Global U. S.-headquartered companies are already familiar with non-U. S. practices and procedures. But there are a good number of small and medium-sized companies that are not yet global, and this change in the law introduces risk that they must manage. Individuals in these companies are already seeing changes, or will see them in the future. IP creators should also recognize the possibility that their company has changed, or will change, and has not told anyone.
Recent research conducted by GGI on North American companies captures the spectrum of possibilities. Thirty percent of companies indicate they are changing trade-secret practices. A quarter say they are not. Forty-six percent don’t know or are not sure.

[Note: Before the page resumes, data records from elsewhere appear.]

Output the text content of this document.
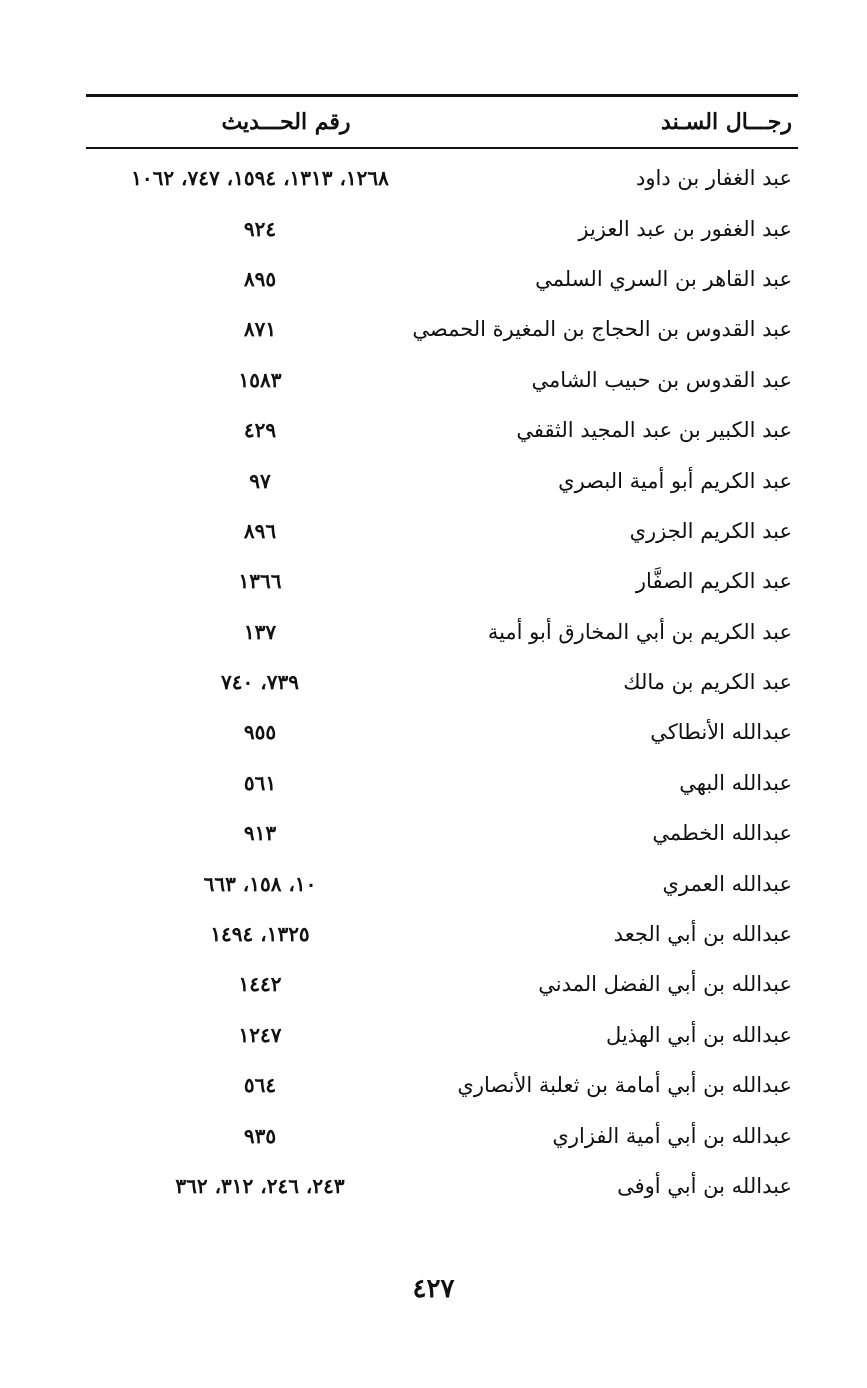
رجـــال السـند
رقم الحـــديث
عبد الغفار بن داود
١٢٦٨، ١٣١٣، ١٥٩٤، ٧٤٧، ١٠٦٢
عبد الغفور بن عبد العزيز
٩٢٤
عبد القاهر بن السري السلمي
٨٩٥
عبد القدوس بن الحجاج بن المغيرة الحمصي
٨٧١
عبد القدوس بن حبيب الشامي
١٥٨٣
عبد الكبير بن عبد المجيد الثقفي
٤٢٩
عبد الكريم أبو أمية البصري
٩٧
عبد الكريم الجزري
٨٩٦
عبد الكريم الصفَّار
١٣٦٦
عبد الكريم بن أبي المخارق أبو أمية
١٣٧
عبد الكريم بن مالك
٧٣٩، ٧٤٠
عبدالله الأنطاكي
٩٥٥
عبدالله البهي
٥٦١
عبدالله الخطمي
٩١٣
عبدالله العمري
١٠، ١٥٨، ٦٦٣
عبدالله بن أبي الجعد
١٣٢٥، ١٤٩٤
عبدالله بن أبي الفضل المدني
١٤٤٢
عبدالله بن أبي الهذيل
١٢٤٧
عبدالله بن أبي أمامة بن ثعلبة الأنصاري
٥٦٤
عبدالله بن أبي أمية الفزاري
٩٣٥
عبدالله بن أبي أوفى
٢٤٣، ٢٤٦، ٣١٢، ٣٦٢
٤٢٧
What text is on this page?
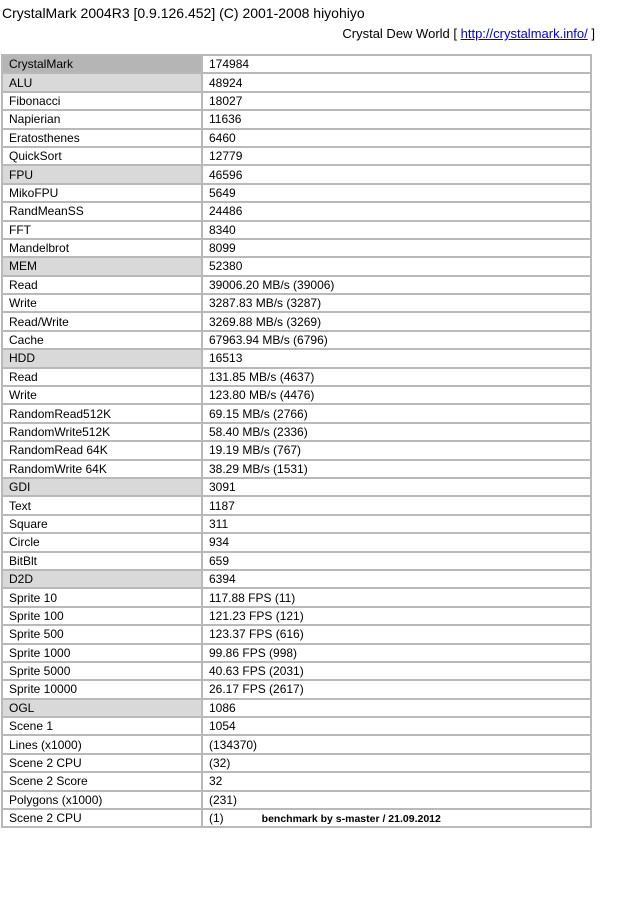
CrystalMark 2004R3 [0.9.126.452] (C) 2001-2008 hiyohiyo
Crystal Dew World [ http://crystalmark.info/ ]
CrystalMark	174984
ALU	48924
Fibonacci	18027
Napierian	11636
Eratosthenes	6460
QuickSort	12779
FPU	46596
MikoFPU	5649
RandMeanSS	24486
FFT	8340
Mandelbrot	8099
MEM	52380
Read	39006.20 MB/s (39006)
Write	3287.83 MB/s (3287)
Read/Write	3269.88 MB/s (3269)
Cache	67963.94 MB/s (6796)
HDD	16513
Read	131.85 MB/s (4637)
Write	123.80 MB/s (4476)
RandomRead512K	69.15 MB/s (2766)
RandomWrite512K	58.40 MB/s (2336)
RandomRead 64K	19.19 MB/s (767)
RandomWrite 64K	38.29 MB/s (1531)
GDI	3091
Text	1187
Square	311
Circle	934
BitBlt	659
D2D	6394
Sprite 10	117.88 FPS (11)
Sprite 100	121.23 FPS (121)
Sprite 500	123.37 FPS (616)
Sprite 1000	99.86 FPS (998)
Sprite 5000	40.63 FPS (2031)
Sprite 10000	26.17 FPS (2617)
OGL	1086
Scene 1	1054
Lines (x1000)	(134370)
Scene 2 CPU	(32)
Scene 2 Score	32
Polygons (x1000)	(231)
Scene 2 CPU	(1) benchmark by s-master / 21.09.2012
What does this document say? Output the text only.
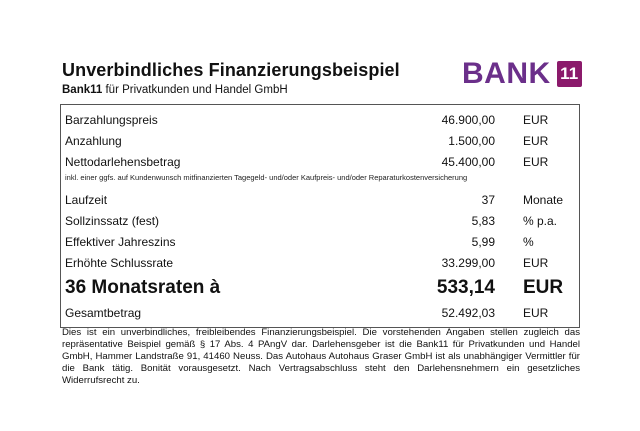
Unverbindliches Finanzierungsbeispiel
Bank11 für Privatkunden und Handel GmbH	BANK 11
Barzahlungspreis	46.900,00 EUR
Anzahlung	1.500,00 EUR
Nettodarlehensbetrag	45.400,00 EUR
inkl. einer ggfs. auf Kundenwunsch mitfinanzierten Tagegeld- und/oder Kaufpreis- und/oder Reparaturkostenversicherung
Laufzeit	37 Monate
Sollzinssatz (fest)	5,83 % p.a.
Effektiver Jahreszins	5,99 %
Erhöhte Schlussrate	33.299,00 EUR
36 Monatsraten à	533,14 EUR
Gesamtbetrag	52.492,03 EUR
Dies ist ein unverbindliches, freibleibendes Finanzierungsbeispiel. Die vorstehenden Angaben stellen zugleich das repräsentative Beispiel gemäß § 17 Abs. 4 PAngV dar. Darlehensgeber ist die Bank11 für Privatkunden und Handel GmbH, Hammer Landstraße 91, 41460 Neuss. Das Autohaus Autohaus Graser GmbH ist als unabhängiger Vermittler für die Bank tätig. Bonität vorausgesetzt. Nach Vertragsabschluss steht den Darlehensnehmern ein gesetzliches Widerrufsrecht zu.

Many changes being made are analogous to the types of steps taken in the past to streamline the processing and approval of engineering change orders. Here though, they are being made for increased protection.
1. Reduce the number of people involved with vetting the novelty.
2. Employ a spoke model, not a sequential model, to minimize the time the novelty is actively visible.
3. Crisp-up the decision process by holding one or two go/no meetings.
4. Reduce the number of final decision makers.
Additional changes being made are not practical for the IP that is in engineering changes but are worth the extra costs because trade secrets are valuable.
5. Remove the IP from the company network and keep it on dedicated hardware that has restricted access.
6. Compartmentalize the IP for a trade secret; do not store it as a unit that can be accessed.
7. Turn the descriptive name of a trade secret into a nondescriptive name or number.
8. Increase the number of authorizations required to access trade secrets on record.
9. Require those granted access to sign more stringent documents, super-nondisclosure agreements.
Trade secrets have always been important, and that importance is certain to grow in the years ahead. If you are a developer who ends up inside the loop of trade secrets, you should be proud. If you don’t, it is not the worst thing and likely increases your freedoms as you go about your day-to-day activities.